El incremento en la tarifa del crudo que transita por el Oleoducto Transecuatoriano (SOTE) marca un nuevo pulso en la relación comercial. El costo pasó a 30 dólares por barril.

La estabilidad en los acuerdos energéticos entre Colombia y Ecuador ha sufrido un fuerte sacudón esta semana. En una decisión que ha tomado por sorpresa al sector de hidrocarburos colombiano, el Gobierno de Ecuador oficializó un incremento sustancial en las tarifas de transporte de petróleo crudo a través del Sistema de Oleoducto Transecuatoriano (SOTE).

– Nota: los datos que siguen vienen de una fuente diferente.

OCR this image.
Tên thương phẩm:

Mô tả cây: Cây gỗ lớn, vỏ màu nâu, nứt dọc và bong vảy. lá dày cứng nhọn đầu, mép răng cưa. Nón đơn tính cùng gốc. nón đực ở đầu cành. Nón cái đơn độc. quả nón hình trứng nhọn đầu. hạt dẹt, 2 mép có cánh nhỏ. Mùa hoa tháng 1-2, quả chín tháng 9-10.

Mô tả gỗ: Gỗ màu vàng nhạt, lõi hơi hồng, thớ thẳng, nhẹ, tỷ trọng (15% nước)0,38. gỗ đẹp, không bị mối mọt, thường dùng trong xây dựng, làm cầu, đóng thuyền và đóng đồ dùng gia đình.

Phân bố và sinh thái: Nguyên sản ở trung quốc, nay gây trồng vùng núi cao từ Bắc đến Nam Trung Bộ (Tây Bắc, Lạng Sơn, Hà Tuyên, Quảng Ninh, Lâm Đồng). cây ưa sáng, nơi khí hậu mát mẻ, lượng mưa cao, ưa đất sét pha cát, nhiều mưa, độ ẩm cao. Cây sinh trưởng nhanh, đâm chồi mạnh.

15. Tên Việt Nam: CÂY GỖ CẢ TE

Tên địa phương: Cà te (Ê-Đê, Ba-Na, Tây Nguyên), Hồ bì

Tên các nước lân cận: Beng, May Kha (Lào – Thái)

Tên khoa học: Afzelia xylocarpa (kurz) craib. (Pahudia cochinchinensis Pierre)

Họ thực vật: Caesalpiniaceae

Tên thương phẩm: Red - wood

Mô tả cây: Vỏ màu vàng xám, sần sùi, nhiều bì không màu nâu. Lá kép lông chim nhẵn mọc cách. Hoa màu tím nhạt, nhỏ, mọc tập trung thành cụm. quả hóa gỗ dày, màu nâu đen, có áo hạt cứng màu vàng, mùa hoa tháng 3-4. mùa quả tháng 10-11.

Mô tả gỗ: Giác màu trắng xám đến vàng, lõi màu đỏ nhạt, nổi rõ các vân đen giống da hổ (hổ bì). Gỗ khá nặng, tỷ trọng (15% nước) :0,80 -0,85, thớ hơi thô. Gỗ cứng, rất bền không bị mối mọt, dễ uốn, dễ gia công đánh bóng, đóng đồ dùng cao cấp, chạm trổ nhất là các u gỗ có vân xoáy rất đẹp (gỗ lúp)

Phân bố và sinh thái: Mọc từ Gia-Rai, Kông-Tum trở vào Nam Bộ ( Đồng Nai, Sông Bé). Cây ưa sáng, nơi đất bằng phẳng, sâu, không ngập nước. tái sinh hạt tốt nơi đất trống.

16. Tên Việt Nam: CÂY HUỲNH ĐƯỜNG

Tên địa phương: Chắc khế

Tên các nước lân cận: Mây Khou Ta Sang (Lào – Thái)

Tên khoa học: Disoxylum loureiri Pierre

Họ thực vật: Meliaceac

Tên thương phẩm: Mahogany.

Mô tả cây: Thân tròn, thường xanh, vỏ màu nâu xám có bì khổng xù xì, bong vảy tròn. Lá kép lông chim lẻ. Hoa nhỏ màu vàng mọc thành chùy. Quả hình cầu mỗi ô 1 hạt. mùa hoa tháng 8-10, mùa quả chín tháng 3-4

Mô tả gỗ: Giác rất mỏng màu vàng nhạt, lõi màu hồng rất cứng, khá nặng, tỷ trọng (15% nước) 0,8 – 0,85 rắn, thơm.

El valor, que anteriormente se mantenía en márgenes competitivos para los productores nacionales, ha escalado hasta los 30 dólares por barril.
Este ajuste no es un tema menor. Para Colombia, el uso de la infraestructura ecuatoriana es vital, especialmente para evacuar el crudo producido en los departamentos fronterizos como Putumayo, donde la infraestructura propia es insuficiente o se ve constantemente afectada por problemas de orden público y limitaciones logísticas.
Las razones detrás del «tarifazo»
Expertos consultados por este diario coinciden en que el alza responde a una combinación de factores fiscales internos en Ecuador y un cambio en la política de vecindad comercial. Quito argumenta que los costos de mantenimiento de la infraestructura y la necesidad de priorizar su propia producción nacional exigen una compensación mayor por parte de terceros países.
Sin embargo, desde el lado colombiano, la medida se percibe como una barrera técnica que encarece la competitividad del crudo nacional en los mercados internacionales. Al sumar estos 30 dólares a los costos de extracción y otros impuestos, el margen de rentabilidad para las operadoras en el sur del país queda en la cuerda floja.
¿Un efecto dominó en los impuestos y aranceles?
La gran pregunta que surge en los pasillos del Ministerio de Minas y Energía y en la Cancillería es si este incremento es el preludio de una renegociación más agresiva de los tratados comerciales. Si bien técnicamente se trata de una tarifa de servicio y no de un impuesto aduanero directo, en la práctica actúa como un gravamen que asfixia el flujo de divisas.
«Estamos ante una situación donde la integración energética regional parece retroceder. Cobrar 30 dólares por el tránsito de un barril es, en la práctica, cerrar la llave a la cooperación fronteriza», afirmó un analista del sector que pidió no ser citado.
El impacto en la frontera
Para las regiones fronterizas, el panorama es de incertidumbre. La economía de departamentos como Putumayo depende directamente de la agilidad con la que el crudo llega a los puertos del Pacífico, muchas veces utilizando el puerto ecuatoriano de Esmeraldas tras cruzar el SOTE. Un sobrecosto de esta magnitud podría obligar a las empresas a suspender operaciones, afectando el empleo y las regalías locales.
Por ahora, el Gobierno colombiano busca establecer una mesa de diálogo de alto nivel con la administración ecuatoriana para revisar la proporcionalidad de la medida. No se descarta que, de no haber un acuerdo, Colombia deba acelerar proyectos de infraestructura propia que han estado engavetados por décadas, o buscar alternativas logísticas que eviten la dependencia absoluta del sistema transecuatoriano.
La tensión está servida: mientras Ecuador busca oxígeno para sus arcas fiscales, Colombia intenta defender la viabilidad de su industria petrolera en una zona donde la geografía y la política siempre han jugado en el mismo equipo, hasta hoy.